I would note that Senators Clinton, Obama, Dodd, and Biden all voted _against_ the 2006 Military Commissions Act. Perhaps an interesting question is whether they would, if elected, order military commissions convened. The law gives the president wide discretion.
Bill Baar:
December 23, 2007 09:29 AM | Permalink for this comment
Thanks UU Wonk.
I'm back with Stone, and Douglas on War Crime trials as fancy Judicial lynchings.
Consider Richard Reid, the shoe bomber; or Moussaoui the surviving 911 conspirator. Both now sitting out the rest of their lives in near total isolation at the supermax prison in Colorado.
They should never have been tried as a criminals.

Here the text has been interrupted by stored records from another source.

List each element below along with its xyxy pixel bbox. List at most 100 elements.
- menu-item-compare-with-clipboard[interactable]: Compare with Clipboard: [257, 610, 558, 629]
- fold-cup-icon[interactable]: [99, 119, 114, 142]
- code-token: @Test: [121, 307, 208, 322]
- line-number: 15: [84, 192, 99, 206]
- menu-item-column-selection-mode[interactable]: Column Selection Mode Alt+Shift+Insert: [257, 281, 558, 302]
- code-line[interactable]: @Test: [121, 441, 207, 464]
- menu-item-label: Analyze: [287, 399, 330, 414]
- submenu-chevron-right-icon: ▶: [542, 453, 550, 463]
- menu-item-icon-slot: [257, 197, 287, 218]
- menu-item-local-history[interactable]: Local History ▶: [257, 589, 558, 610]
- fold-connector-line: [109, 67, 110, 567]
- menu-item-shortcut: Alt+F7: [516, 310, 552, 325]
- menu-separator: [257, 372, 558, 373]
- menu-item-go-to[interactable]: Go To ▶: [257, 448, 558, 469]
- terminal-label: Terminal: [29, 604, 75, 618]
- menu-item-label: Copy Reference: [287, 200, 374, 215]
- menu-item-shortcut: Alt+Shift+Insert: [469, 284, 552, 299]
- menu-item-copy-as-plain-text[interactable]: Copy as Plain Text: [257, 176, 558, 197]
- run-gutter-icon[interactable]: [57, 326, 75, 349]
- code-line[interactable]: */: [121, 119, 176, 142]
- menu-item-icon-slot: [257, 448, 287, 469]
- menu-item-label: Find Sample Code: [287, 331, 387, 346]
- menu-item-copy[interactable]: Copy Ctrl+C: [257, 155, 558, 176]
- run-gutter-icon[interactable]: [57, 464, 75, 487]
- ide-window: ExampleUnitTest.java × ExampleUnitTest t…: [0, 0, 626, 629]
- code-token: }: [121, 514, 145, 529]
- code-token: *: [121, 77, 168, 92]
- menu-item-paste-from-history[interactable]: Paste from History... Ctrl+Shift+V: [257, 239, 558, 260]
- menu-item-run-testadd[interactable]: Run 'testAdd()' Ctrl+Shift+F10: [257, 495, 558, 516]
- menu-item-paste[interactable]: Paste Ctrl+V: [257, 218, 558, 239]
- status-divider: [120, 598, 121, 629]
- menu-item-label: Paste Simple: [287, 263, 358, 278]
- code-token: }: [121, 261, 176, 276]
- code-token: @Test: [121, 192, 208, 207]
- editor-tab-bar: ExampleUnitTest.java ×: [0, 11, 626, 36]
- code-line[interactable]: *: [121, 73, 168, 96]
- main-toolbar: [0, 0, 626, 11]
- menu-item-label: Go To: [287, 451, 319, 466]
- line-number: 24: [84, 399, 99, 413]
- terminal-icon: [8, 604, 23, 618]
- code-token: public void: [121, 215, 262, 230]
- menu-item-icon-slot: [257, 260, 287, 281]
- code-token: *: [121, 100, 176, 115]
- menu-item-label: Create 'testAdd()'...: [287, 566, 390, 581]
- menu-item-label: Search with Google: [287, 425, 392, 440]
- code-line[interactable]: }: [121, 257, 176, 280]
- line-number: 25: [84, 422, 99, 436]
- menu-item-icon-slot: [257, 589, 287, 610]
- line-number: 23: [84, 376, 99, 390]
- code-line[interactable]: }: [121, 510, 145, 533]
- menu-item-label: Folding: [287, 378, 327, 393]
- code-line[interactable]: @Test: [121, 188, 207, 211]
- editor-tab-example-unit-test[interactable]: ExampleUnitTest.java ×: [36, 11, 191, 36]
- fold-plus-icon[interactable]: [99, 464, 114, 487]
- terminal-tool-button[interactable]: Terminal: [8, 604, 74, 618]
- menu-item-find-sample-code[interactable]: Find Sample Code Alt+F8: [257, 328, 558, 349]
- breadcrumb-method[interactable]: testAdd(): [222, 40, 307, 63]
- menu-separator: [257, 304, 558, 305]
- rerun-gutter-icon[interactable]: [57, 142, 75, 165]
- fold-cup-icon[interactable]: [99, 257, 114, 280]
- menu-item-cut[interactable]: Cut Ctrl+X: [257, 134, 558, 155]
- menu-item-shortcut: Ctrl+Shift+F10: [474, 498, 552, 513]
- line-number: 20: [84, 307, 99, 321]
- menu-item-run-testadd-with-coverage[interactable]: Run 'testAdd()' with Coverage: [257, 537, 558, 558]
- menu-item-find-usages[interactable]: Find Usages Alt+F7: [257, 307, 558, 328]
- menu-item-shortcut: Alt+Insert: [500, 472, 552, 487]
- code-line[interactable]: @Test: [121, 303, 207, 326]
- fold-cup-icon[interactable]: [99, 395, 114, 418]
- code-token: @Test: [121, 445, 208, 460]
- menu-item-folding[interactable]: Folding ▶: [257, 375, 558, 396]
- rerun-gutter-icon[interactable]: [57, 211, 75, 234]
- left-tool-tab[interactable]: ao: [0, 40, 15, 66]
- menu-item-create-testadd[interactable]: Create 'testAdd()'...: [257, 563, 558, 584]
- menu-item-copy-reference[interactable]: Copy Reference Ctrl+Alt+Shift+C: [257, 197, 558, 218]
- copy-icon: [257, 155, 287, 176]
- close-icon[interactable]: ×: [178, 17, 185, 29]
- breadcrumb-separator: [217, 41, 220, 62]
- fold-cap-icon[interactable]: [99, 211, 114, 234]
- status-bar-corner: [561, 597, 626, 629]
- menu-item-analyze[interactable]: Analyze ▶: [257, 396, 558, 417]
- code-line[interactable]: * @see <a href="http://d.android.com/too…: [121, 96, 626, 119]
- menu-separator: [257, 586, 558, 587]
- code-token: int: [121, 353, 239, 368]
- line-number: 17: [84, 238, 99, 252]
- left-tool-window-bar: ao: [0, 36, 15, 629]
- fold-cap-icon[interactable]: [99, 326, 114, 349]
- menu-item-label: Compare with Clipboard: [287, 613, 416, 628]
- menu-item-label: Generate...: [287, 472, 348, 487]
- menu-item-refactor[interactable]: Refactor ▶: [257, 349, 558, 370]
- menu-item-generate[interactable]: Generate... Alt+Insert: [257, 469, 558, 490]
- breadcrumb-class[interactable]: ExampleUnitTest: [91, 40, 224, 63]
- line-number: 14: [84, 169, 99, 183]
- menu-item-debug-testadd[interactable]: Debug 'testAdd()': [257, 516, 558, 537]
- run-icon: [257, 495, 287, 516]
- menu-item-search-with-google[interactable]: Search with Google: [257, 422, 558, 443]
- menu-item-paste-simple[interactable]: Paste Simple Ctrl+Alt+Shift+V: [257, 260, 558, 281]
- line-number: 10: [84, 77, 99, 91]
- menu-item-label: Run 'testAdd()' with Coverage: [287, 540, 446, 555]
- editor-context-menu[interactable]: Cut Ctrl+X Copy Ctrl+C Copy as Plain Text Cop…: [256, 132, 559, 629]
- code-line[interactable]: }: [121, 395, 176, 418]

No one who has declared war and committed acts of war on America, can receive a fair trial before a US jury.
As combatants who fought outside the rules of war, they have no rights under the Geneva convention.
They are at the mercy of the United States.
And instead of sending him before a Court and jury, we could have sent thim to Gitmo for the duration of this war.
There they would have faced a Military Tribunal that would determine if they could be released, when no longer threats to the US (A judgement the tribunals don't have a good record with considering those released and then recaptured as combatants).
So life in isolation after a criminal trial for being at war with the American people, or take ones chances that this war will end sooner rather than later in Gitmo.
I suspect twenty years from now, Reid and Moussaoui will be insane in their cells from depreviation of human contact, with Bin Laden long dead, and Gitmo long closed.
The combatants there sent home with the war won, and Peace, Democracy and Liberal Islam flourishing in the Middle East.
Reid and Moussaui still locked down because of Democrats angling for votes portraying Bush as a fascist.